Kiedy technolog materiałowy widzi pająka odczuwa przemożną zazdrość. Bo pająk z wielką łatwością potrafi wytworzyć wspaniały materiał, pięć razy mocniejszy od żelaza, a przy tym bardzo elastyczny: pajęcze nici. Naukowcy Dan Widmaier, David Breslauer i Ethan Mirsky, założyciele firmy Bolt Threads, już na studiach postanowili, że wykradną pająkom ich sekret. Udało się.

Technologia Bolt Threads wykorzystuje drożdże tak zmodyfikowane genetycznie, by produkowały białka, z których składają się nici pajęcze. Pierwszy etap produkcji przebiega w zbiorniku, w którym dokonuje się proces fermentacji. Potem włókna są wyławiane, płukane, suszone i nawijane na kołowrotek.

Materiały utkane z uzyskanych włókien są w dotyku podobne do jedwabiu: miękkie, miłe, przepuszczające powietrze. Ale jednocześnie bardzo mocne. Zależnie od warunków panujących w zbiorniku uzyskiwać można nici o różnych właściwościach. Pająki wytwarzają siedem rodzajów włókien i podczas fermentacji można nie tylko odtworzyć te spotykane w przyrodzie odmiany, ale też wytworzyć zupełnie nowe.

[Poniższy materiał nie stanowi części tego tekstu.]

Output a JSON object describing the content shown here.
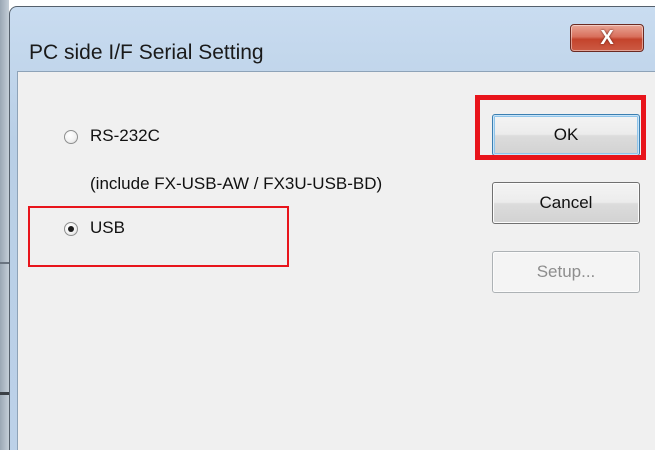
{
  "window": {
    "title": "PC side I/F Serial Setting",
    "close_label": "X"
  },
  "options": {
    "rs232c": {
      "label": "RS-232C",
      "selected": false,
      "note": "(include FX-USB-AW / FX3U-USB-BD)"
    },
    "usb": {
      "label": "USB",
      "selected": true
    }
  },
  "buttons": {
    "ok_label": "OK",
    "cancel_label": "Cancel",
    "setup_label": "Setup..."
  },
  "colors": {
    "annotation_red": "#e8141b",
    "dialog_face": "#f0f0f0",
    "disabled_text": "#8d8d8d"
  }
}
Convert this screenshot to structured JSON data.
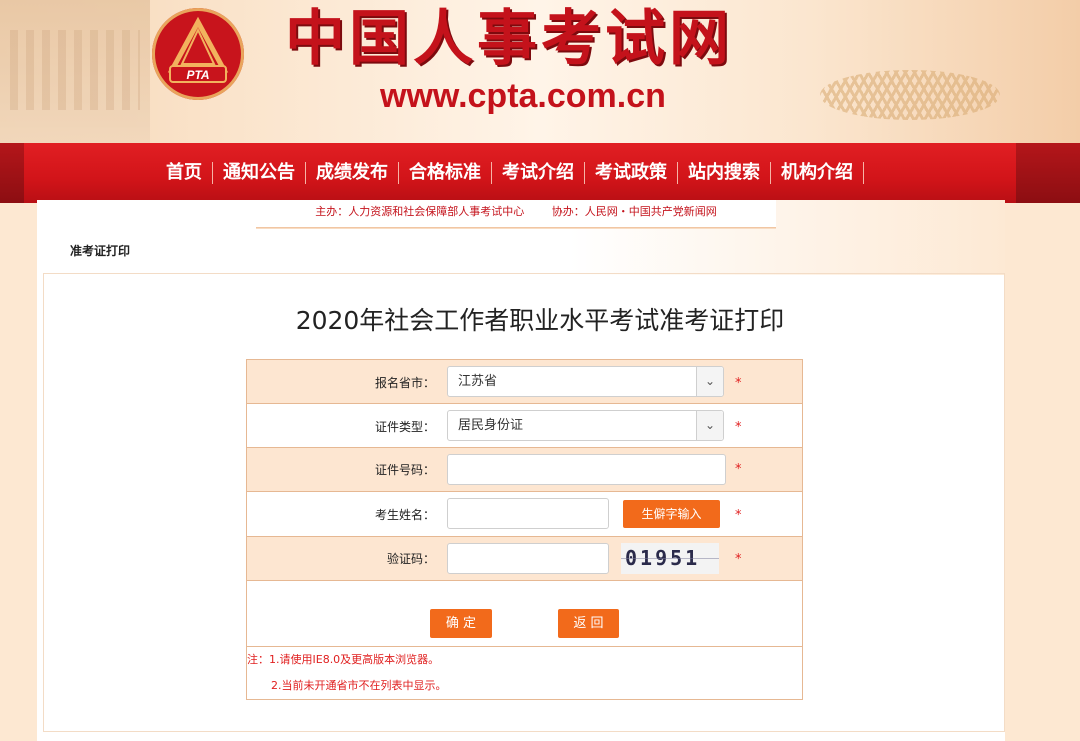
{
  "site": {
    "title": "中国人事考试网",
    "url": "www.cpta.com.cn",
    "logo_text": "PTA"
  },
  "nav": {
    "items": [
      {
        "label": "首页"
      },
      {
        "label": "通知公告"
      },
      {
        "label": "成绩发布"
      },
      {
        "label": "合格标准"
      },
      {
        "label": "考试介绍"
      },
      {
        "label": "考试政策"
      },
      {
        "label": "站内搜索"
      },
      {
        "label": "机构介绍"
      }
    ]
  },
  "sponsor": {
    "host": "主办：人力资源和社会保障部人事考试中心",
    "co_host": "协办：人民网・中国共产党新闻网"
  },
  "breadcrumb": "准考证打印",
  "page_title": "2020年社会工作者职业水平考试准考证打印",
  "form": {
    "province": {
      "label": "报名省市：",
      "value": "江苏省"
    },
    "id_type": {
      "label": "证件类型：",
      "value": "居民身份证"
    },
    "id_number": {
      "label": "证件号码：",
      "value": ""
    },
    "name": {
      "label": "考生姓名：",
      "value": "",
      "rare_char_button": "生僻字输入"
    },
    "captcha": {
      "label": "验证码：",
      "value": "",
      "image_text": "01951"
    },
    "required_mark": "*",
    "confirm_button": "确 定",
    "back_button": "返 回",
    "note_1": "注：1.请使用IE8.0及更高版本浏览器。",
    "note_2": "2.当前未开通省市不在列表中显示。"
  },
  "colors": {
    "brand_red": "#c4121b",
    "nav_red": "#d21419",
    "button_orange": "#f26a1b",
    "row_shade": "#fde6d1"
  }
}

Inżynierowie z Bolts Threads chcą w przyszłości tworzyć nici i tkaniny na potrzeby medycyny, badań kosmicznych, wojska. Najpierw jednak planują atak na masowy przemysł odzieżowy. Wsparci 40 mln dol. szybko zebranymi od inwestorów raźno wzięli się do roboty.

Pierwsze ubrania z pajęczej sieci mają trafić na półki sklepowe już w przyszłym roku. Ten pośpiech jest uzasadniony, bo inne laboratoria (niemiecki Amsilk, japoński Spiber) już depczą Amerykanom po piętach.